Properties of the Homogeneous Cooling State of a Gas of Inelastic Rough Particles

TL;DR

This study investigates whether a low-density gas of inelastic rough particles can reach hydrodynamic states, analyzing relaxation times and velocity distribution cumulants through simulations, revealing that inelasticity alone does not prevent hydrodynamic behavior.

Contribution

It extends previous work by measuring higher-order cumulants and analyzing the effects of roughness on relaxation times and asymptotic values in granular gases.

Findings

Relaxation times are not necessarily longer with increased inelasticity.

Cumulants related to angular velocity can reach high values at specific roughness levels.
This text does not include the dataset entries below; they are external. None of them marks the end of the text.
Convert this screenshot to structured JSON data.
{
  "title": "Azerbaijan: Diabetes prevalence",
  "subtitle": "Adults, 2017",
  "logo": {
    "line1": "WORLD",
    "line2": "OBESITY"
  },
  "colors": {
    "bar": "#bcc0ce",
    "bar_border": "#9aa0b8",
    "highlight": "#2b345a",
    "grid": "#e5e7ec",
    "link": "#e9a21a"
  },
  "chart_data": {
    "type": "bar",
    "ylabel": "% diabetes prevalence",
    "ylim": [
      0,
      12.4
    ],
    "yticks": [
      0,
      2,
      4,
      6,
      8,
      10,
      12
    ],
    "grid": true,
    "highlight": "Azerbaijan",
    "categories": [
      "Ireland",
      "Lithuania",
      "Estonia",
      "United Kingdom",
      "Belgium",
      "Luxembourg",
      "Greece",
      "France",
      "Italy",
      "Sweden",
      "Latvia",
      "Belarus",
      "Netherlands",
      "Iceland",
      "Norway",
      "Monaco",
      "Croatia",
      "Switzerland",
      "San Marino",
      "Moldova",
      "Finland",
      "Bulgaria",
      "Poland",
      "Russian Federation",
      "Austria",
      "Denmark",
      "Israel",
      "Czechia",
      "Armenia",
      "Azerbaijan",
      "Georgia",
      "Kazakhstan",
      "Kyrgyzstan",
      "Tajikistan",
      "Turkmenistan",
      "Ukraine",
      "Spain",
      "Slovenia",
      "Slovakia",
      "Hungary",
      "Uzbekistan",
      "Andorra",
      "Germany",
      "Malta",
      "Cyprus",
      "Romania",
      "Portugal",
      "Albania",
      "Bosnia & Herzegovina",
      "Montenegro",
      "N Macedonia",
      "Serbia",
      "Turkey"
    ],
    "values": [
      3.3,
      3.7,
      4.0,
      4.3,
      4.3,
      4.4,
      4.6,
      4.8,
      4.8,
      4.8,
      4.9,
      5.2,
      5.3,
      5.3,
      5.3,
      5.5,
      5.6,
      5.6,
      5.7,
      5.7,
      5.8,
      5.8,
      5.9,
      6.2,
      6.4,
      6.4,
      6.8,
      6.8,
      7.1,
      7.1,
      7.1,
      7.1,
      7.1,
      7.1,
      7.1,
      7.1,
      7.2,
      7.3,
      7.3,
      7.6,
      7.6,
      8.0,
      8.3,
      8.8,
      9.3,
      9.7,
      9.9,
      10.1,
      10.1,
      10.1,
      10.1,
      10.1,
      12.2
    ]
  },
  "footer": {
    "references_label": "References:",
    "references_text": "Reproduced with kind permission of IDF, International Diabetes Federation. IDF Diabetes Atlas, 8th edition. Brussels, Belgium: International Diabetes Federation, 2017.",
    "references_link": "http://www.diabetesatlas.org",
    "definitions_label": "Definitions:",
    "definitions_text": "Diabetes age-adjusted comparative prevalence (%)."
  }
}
Hydrodynamic states are possible despite energy loss in collisions.

Abstract

In this work we address the question of whether a low-density system composed of identical rough particles may reach hydrodynamic states (also called \textit{normal} states), even if energy is not conserved in particle collisions. As a way to measure the ability of the system to present a hydrodynamic behavior, we focus on the so-called homogeneous cooling state of the granular gas and look at the corresponding relaxation time as a function of inelasticity and roughness. We report computer simulation results of the sixth- and eighth-order cumulants of the particle velocity distribution function and study the influence of roughness on their relaxation times and asymptotic values. This extends the results of a previous work [Phys. Rev. E \textbf{89}, 020202(R) (2014], where lower-order cumulants were measured. Our results confirm that the relaxation times are not necessarily longer for stronger inelasticities. This implies that inelasticity by itself does not preclude hydrodynamics. It is also observed that the cumulants associated with the angular velocity distribution may reach very high values in a certain region of (small) roughness and that these maxima coincide with small orientational correlation points.